A client who is basing their scrum adoption on the LeSS scaling framework recently sent me the following question about the role of manager in Large-Scale Scrum.
I’ve read that when scaling scrum with LeSS, cross-functional teams need to have one manager. The author advocated strongly for this, but in reality, I’ve seen this fail miserably. Losing the domain owner causes the group to skew heavily to the bias of the team manager, as well as lose the ability to strongly drive and foster domain expertise. I’ve seen product people be appointed, and the tech goes to pot. Also, I’ve seen technical people not want to report up through product. I’ve seen engineers as team managers, but it’s rare to find good engineering/product people, and you have the reverse problem. I’m not completely convinced that a team manager is a good idea. Chris, what are your thoughts?
My experience aligns with yours. I think teams work best when it is clear that their product owner is the one person who directs what objectives they focus on. The development team member’s job is to work with their teammates to build a high-quality solution to the problems/objectives selected by the product owner.

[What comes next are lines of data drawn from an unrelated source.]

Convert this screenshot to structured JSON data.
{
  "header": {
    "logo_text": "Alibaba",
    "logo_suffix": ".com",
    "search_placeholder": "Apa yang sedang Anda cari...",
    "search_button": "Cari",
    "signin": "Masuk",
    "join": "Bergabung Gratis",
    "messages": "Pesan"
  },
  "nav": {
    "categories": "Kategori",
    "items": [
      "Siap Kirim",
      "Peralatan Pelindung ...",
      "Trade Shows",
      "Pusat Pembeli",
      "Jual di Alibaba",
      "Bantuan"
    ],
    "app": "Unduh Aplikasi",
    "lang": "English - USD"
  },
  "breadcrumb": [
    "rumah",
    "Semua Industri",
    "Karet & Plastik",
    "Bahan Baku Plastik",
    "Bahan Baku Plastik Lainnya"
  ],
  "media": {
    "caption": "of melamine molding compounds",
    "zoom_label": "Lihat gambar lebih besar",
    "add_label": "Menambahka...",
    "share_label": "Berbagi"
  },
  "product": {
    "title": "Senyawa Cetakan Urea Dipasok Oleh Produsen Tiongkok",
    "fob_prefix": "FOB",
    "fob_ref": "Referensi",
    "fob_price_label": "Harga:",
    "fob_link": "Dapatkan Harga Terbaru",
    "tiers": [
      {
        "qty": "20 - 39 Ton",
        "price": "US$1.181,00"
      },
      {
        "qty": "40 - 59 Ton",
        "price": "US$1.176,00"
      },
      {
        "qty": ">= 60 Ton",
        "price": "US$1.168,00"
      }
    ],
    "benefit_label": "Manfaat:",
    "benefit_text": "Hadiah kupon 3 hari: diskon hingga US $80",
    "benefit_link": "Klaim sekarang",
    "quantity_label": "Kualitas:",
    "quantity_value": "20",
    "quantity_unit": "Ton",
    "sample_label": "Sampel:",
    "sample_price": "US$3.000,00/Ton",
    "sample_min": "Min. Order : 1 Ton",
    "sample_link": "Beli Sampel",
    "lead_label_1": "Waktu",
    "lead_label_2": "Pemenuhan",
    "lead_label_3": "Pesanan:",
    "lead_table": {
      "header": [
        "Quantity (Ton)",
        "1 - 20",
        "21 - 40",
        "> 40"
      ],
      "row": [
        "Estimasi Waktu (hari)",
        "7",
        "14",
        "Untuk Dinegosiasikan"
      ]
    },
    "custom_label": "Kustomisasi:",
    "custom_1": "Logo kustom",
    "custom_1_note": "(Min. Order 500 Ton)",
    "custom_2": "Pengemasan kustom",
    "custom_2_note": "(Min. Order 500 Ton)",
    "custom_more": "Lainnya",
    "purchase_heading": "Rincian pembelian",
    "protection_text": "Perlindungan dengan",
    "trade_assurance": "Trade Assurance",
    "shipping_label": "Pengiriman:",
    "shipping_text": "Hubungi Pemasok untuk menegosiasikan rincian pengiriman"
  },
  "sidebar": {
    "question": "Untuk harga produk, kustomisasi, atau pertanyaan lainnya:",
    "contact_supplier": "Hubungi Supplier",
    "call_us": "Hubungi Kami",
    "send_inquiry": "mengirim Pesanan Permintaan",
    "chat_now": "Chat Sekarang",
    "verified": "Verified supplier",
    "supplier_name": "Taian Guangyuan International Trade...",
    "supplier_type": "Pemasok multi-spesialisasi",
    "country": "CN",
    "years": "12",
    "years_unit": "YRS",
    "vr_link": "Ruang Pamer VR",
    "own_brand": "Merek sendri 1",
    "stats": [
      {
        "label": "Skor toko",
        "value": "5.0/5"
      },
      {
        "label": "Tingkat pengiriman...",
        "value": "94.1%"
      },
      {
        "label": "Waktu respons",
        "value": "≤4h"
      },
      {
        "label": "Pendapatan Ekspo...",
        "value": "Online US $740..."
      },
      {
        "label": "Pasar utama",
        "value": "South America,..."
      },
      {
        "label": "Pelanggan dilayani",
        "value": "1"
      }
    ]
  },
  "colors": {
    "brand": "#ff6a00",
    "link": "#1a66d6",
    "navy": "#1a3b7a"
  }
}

The role of manager becomes much more about coaching and mentoring, not assigning work. I’ve seen it work well when individuals have managers based on their primary skill area. For example, a Java engineer having a manager who is an even more skilled Java engineer. The manager helps the contributor to improve their skills and grow into an ever more valuable contributor. The managers also anchor communities of practice (COP), sometimes called guilds. All of the Java engineers get together on a regular basis in their COP/guild to discuss things related to Java development: tools, conventions, and architectural direction. These decisions influence how they do their work, but not what work they do. Sometimes, a COP/guild identifies a technical objective they feel is important to the business and may submit requests to specific teams’ backlogs to address the issue. In these cases the COP/guild will make the business case for why the product owner(s) should have their teams pursue the objective.
Managers also have an important role in creating and maintaining an environment where teams will thrive. This usually involves working with scrum masters to identify systemic impediments reducing teams’ effectiveness and implementing interventions to improve the environment.
All of this seems to align with the description of the manager role on the LeSS website.